“Do you think Ann would be likely to do something like that, if provoked?”
“Well, it was a fool who provoked Ann,” he said. “She didn’t take that kind of thing well. She wasn’t exactly a little lady.”
“Do you think she knew the person who killed her?”
Nash picked up a pink T-shirt from the sofa, folded it in squares like a kerchief. “Used to think no. Now, I think yes. I think she went with someone she knew.”
“Would she be more likely to go with a man or a woman?” I asked.
“So you heard the James Capisi story?”
I nodded.
“Well, a little girl is more likely to trust a person who reminds her of her momma, right?”
Depends on what her momma’s like, I thought.
“But I still think it’s a man. Can’t picture a woman doing all…that to a baby. I hear John Keene has no alibi. Maybe he wanted to kill a little girl, saw Natalie all day every day, and couldn’t take it, the urge, so he went out and killed another little tomboy, girl kind of like Natalie. But then in the end he couldn’t resist, took Natalie too.”
“Is that the talk?” I asked.
“Some of it, I s’pose.”
Betsy Nash appeared suddenly in the doorway. Looking down at her knees, she said, “Bob. Adora is here.” My stomach clenched without my permission.
My mother breezed in, smelling like bright blue water. She looked more comfortable in the Nash house than Mrs. Nash did. It was a natural gift for Adora, making other women feel incidental. Betsy Nash retired from the room, like some maid from a 1930s movie. My mother refused to look at me, but went straight to Bob Nash.
“Bob, Betsy told me there was a reporter here, and I knew right then it was my daughter. I’m so sorry. I can’t apologize enough for the intrusion.”

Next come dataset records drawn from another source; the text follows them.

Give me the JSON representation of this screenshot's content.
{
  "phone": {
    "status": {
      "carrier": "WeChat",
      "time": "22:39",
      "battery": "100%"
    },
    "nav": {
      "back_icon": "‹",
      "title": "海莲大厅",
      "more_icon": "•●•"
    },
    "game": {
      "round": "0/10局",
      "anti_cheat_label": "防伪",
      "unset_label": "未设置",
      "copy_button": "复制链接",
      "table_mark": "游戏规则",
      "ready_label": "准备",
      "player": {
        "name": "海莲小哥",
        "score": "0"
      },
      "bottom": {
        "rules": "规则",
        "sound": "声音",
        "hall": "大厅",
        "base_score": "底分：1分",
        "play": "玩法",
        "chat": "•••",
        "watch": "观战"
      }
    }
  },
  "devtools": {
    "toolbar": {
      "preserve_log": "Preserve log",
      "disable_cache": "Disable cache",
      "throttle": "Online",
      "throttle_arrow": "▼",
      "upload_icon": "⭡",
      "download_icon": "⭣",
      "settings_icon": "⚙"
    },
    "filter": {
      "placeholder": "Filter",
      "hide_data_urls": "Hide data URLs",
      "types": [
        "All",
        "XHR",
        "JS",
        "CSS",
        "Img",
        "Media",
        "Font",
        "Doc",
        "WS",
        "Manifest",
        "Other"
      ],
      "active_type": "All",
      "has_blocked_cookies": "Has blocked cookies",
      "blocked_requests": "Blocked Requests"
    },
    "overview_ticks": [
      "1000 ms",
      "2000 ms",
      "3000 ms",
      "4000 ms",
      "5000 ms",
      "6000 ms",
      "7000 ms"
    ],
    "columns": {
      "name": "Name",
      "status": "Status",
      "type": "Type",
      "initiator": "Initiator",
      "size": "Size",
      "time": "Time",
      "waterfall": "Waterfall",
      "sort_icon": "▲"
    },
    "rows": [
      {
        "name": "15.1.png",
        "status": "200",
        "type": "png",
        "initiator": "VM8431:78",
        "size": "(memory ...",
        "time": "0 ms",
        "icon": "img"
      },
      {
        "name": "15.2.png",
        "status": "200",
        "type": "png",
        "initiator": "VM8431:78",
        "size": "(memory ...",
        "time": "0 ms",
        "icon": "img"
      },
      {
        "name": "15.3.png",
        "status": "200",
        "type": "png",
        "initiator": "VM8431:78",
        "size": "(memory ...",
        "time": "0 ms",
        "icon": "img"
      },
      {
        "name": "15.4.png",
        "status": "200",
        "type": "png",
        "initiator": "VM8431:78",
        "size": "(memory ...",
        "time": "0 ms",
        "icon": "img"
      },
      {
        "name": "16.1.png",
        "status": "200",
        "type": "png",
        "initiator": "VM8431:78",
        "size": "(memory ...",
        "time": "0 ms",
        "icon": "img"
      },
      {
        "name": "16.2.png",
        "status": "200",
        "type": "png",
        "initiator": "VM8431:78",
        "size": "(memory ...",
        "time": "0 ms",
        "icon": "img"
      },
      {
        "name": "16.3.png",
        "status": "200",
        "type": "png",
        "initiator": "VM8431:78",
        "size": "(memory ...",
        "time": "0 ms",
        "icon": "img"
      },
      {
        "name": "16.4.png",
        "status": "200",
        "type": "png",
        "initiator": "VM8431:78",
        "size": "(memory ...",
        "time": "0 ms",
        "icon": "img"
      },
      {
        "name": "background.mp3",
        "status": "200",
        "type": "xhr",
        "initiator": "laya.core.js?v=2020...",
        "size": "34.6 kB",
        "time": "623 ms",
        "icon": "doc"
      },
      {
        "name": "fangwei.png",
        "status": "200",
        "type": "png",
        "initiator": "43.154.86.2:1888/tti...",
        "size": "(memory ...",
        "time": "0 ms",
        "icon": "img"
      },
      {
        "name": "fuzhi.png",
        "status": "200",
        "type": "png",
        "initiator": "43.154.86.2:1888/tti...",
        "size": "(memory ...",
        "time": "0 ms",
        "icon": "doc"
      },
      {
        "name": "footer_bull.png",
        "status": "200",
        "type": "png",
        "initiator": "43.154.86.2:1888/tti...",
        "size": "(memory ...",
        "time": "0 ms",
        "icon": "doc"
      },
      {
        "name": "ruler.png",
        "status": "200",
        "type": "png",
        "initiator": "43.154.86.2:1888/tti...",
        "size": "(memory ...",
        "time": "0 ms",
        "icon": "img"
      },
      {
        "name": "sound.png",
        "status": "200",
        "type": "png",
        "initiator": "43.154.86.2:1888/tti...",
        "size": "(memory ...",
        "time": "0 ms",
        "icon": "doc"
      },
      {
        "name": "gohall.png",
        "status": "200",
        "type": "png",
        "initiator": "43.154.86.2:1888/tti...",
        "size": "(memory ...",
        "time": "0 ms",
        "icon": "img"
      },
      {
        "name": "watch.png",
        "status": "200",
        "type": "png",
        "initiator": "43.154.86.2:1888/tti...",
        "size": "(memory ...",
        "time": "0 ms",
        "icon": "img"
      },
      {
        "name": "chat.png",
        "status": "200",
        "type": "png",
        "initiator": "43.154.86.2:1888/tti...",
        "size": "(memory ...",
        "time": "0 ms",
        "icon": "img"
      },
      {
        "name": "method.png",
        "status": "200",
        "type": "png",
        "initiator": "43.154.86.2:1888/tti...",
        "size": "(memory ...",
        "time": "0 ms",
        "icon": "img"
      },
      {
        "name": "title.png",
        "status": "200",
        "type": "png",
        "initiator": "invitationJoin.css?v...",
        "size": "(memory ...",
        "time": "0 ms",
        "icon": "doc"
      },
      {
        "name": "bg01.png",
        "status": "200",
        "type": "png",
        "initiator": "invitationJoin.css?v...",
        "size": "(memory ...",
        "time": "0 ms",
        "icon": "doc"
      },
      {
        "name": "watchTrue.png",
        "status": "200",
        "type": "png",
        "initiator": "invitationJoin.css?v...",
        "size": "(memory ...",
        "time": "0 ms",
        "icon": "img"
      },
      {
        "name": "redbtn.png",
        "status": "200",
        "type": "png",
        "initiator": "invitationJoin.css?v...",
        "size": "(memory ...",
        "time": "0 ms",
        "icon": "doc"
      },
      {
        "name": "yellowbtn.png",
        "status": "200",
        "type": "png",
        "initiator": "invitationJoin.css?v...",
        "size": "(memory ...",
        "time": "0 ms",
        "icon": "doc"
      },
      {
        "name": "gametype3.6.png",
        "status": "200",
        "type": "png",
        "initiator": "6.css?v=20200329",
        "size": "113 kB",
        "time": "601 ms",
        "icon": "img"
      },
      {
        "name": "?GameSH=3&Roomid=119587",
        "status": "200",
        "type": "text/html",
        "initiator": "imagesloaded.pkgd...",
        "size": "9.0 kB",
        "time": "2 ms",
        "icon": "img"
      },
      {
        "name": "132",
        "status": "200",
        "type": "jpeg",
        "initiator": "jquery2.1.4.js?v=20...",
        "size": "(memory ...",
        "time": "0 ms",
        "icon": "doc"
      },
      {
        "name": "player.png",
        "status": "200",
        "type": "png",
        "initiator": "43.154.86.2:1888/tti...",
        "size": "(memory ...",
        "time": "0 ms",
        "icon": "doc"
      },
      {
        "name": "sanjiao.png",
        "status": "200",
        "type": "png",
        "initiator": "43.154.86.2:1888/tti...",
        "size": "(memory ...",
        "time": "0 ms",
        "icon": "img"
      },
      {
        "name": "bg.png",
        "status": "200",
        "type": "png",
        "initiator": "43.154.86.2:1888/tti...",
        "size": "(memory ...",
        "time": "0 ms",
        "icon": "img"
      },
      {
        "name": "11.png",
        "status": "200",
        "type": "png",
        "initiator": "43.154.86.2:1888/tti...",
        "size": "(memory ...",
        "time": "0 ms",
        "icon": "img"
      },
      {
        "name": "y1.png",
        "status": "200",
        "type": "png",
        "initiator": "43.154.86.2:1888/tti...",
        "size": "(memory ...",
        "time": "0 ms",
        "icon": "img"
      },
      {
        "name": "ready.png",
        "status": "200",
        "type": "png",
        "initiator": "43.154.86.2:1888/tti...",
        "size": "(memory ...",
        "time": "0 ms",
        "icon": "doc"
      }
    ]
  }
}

Bob Nash stared at Adora, then at me. “This is your daughter? I had no idea.”
“No, probably not. Camille’s not the family type.”
“Why didn’t you say anything?” Nash asked me.
“I told you I was from Wind Gap. I had no idea you’d be interested in who my mother was.”
“Oh, I’m not angry, don’t get me wrong. It’s just that your mother is a very good friend to us,” he said, as if she were some big-hearted patron. “She tutored Ann in English and spelling. Your mother and Ann were very close. Ann was very proud she had an adult friend.”
My mother sat with her hands folded in her lap, skirt spread out along the couch, and blinked at me. I felt as if I were being warned not to say something, but I didn’t know what.
“I had no idea,” I finally said. True. I’d thought my mother was overplaying her mourning, pretending to know those girls. Now I was surprised at how subtle she’d been. But why in the world was she tutoring Ann? She’d done the mother’s-aide thing at my school when I was a kid—mainly to spend time with other Wind Gap housewives—but I couldn’t picture her noblesse oblige extending to spending afternoons with a unkempt girl from the west side of town. Occasionally I underestimated Adora. I suppose.
“Camille, I think you should leave,” Adora said. “I’m here on a social visit and it’s difficult for me to relax around you these days.”
“I’m not quite done talking with Mr. Nash.”
“Yes, you are.” Adora looked at Nash for confirmation, and he smiled awkwardly, like someone staring down the sun.
“Maybe we can pick this up later, Miss…Camille.” A word suddenly flashed on my lower hip: punish. I could feel it getting hot.
“Thanks for your time, Mr. Nash,” I said, and strode out of the room, not looking at my mother. I began crying before I’d even reached my car.
Chapter Seven
Once I was standing on a cold corner in Chicago waiting for the light to change when a blind man came clicking up. What are the cross streets here, he asked, and when I didn’t reply he turned toward me and said, Is anybody there?
I’m here, I said, and it felt shockingly comforting, those words. When I’m panicked, I say them aloud to myself. I’m here. I don’t usually feel that I am. I feel like a warm gust of wind could exhale my way and I’d be disappeared forever, not even a sliver of fingernail left behind. On some days, I find this thought calming; on others it chills me.
My sense of weightlessness, I think, comes from the fact that I know so little about my past—or at least that’s what the shrinks at the clinic came up with. I’ve long since given up trying to discover anything about my dad; when I picture him, it’s as a generic “father” image. I can’t stand to think about him too specifically, to imagine him shopping for groceries or having a cup of morning coffee, coming home to kids. Will I someday run smack into a girl who looks like me? As a child, I struggled to find a solid resemblance between my mother and myself, some link that would prove I came from her. I’d study her when she wasn’t looking, steal the framed portraits from her room and try to convince myself I had her eyes. Or maybe it was something not in the face. The turn of a calf or the hollow of my neck.